Twin is a local-first knowledge base with semantic search and LLM-augmented retrieval. It ingests a folder of Markdown notes, embeds them with a locally-run transformer model, and lets you query them with natural language — no cloud dependency, no tracking, no per-query cost.
$ twin ingest ./notes
Scanning ./notes ... 142 files found
Chunking ... 1,203 chunks generated
Embedding ... done (47s, nomic-embed-text-v1.5)
Stored to ~/.twin
$ twin query "What did I write about the Rust ownership model?"

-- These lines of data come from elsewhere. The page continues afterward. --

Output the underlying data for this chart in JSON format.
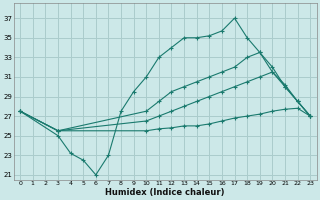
{
  "xlabel": "Humidex (Indice chaleur)",
  "bg_color": "#cce8e8",
  "grid_color": "#aacccc",
  "line_color": "#1a7a6e",
  "xlim": [
    -0.5,
    23.5
  ],
  "ylim": [
    20.5,
    38.5
  ],
  "xtick_labels": [
    "0",
    "1",
    "2",
    "3",
    "4",
    "5",
    "6",
    "7",
    "8",
    "9",
    "1011121314151617181920212223"
  ],
  "xticks": [
    0,
    1,
    2,
    3,
    4,
    5,
    6,
    7,
    8,
    9,
    10,
    11,
    12,
    13,
    14,
    15,
    16,
    17,
    18,
    19,
    20,
    21,
    22,
    23
  ],
  "yticks": [
    21,
    23,
    25,
    27,
    29,
    31,
    33,
    35,
    37
  ],
  "line_flat_x": [
    0,
    3,
    10,
    11,
    12,
    13,
    14,
    15,
    16,
    17,
    18,
    19,
    20,
    21,
    22,
    23
  ],
  "line_flat_y": [
    27.5,
    25.5,
    25.5,
    25.7,
    25.8,
    26.0,
    26.0,
    26.2,
    26.5,
    26.8,
    27.0,
    27.2,
    27.5,
    27.7,
    27.8,
    27.0
  ],
  "line_diag1_x": [
    0,
    3,
    10,
    11,
    12,
    13,
    14,
    15,
    16,
    17,
    18,
    19,
    20,
    21,
    22,
    23
  ],
  "line_diag1_y": [
    27.5,
    25.5,
    26.5,
    27.0,
    27.5,
    28.0,
    28.5,
    29.0,
    29.5,
    30.0,
    30.5,
    31.0,
    31.5,
    30.2,
    28.5,
    27.0
  ],
  "line_diag2_x": [
    0,
    3,
    10,
    11,
    12,
    13,
    14,
    15,
    16,
    17,
    18,
    19,
    20,
    21,
    22,
    23
  ],
  "line_diag2_y": [
    27.5,
    25.5,
    27.5,
    28.5,
    29.5,
    30.0,
    30.5,
    31.0,
    31.5,
    32.0,
    33.0,
    33.5,
    31.5,
    30.0,
    28.5,
    27.0
  ],
  "line_peak_x": [
    0,
    3,
    4,
    5,
    6,
    7,
    8,
    9,
    10,
    11,
    12,
    13,
    14,
    15,
    16,
    17,
    18,
    19,
    20,
    21,
    22,
    23
  ],
  "line_peak_y": [
    27.5,
    25.0,
    23.2,
    22.5,
    21.0,
    23.0,
    27.5,
    29.5,
    31.0,
    33.0,
    34.0,
    35.0,
    35.0,
    35.2,
    35.7,
    37.0,
    35.0,
    33.5,
    32.0,
    30.0,
    28.5,
    27.0
  ]
}
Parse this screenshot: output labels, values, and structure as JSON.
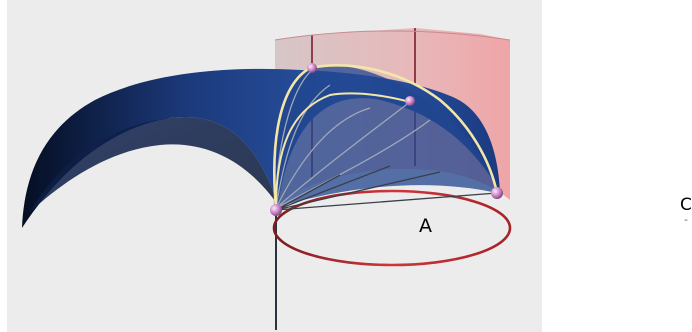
{
  "labels": {
    "a": "A",
    "c": "C",
    "c_dash": "-"
  },
  "colors": {
    "background_panel": "#ececec",
    "surface_blue": "#1d3f86",
    "surface_blue_dark": "#08152e",
    "cylinder_pink": "#e89a9e",
    "circle_red": "#c0282c",
    "arc_cream": "#f2e6a8",
    "vertex_pink": "#d89bd2",
    "axis_line": "#2b3340"
  }
}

─────────────────────────────────────────────────────────────────
Result 1 [score: 0.91] notes/languages/rust.md › Ownership
"Ownership in Rust is the mechanism by which the compiler
tracks which variables are responsible for freeing memory..."
─────────────────────────────────────────────────────────────────
Both commands are fully functional. RAG and agent commands are next.
Markdown files
│
▼
parser.py Heading-first chunking (512-token budget, 64-token overlap),
[twin-core/ frontmatter extraction. Chunking hot path implemented in Rust
chunker.rs] via PyO3 bindings — same pattern as Hugging Face tokenizers.
│
▼
embedder.py nomic-embed-text-v1.5 (768-dim, MTEB top-5 for retrieval).
Applies task-specific prefixes: search_document: vs search_query:.
│
▼
vector.py LanceDB persistent store. ANN search, source_path filtering,
metadata.py metadata preserved. SHA-256 hash registry (SQLite) for
idempotent ingestion — running ingest twice on unchanged
files produces no changes.
│
▼
retriever.py Orchestrates search, ranks results, Rich-formatted output.
│
▼
rag/pipeline.py [Phase 1] Retrieve → format context with attribution →
LLM synthesis → grounded answer + deduplicated sources.
│
▼
agent/runtime.py [Phase 1] Multi-step tool-using loop. LLM decides when
to search the KB (up to 5 iterations), chains retrievals,
and returns a final answer. All tool calls logged.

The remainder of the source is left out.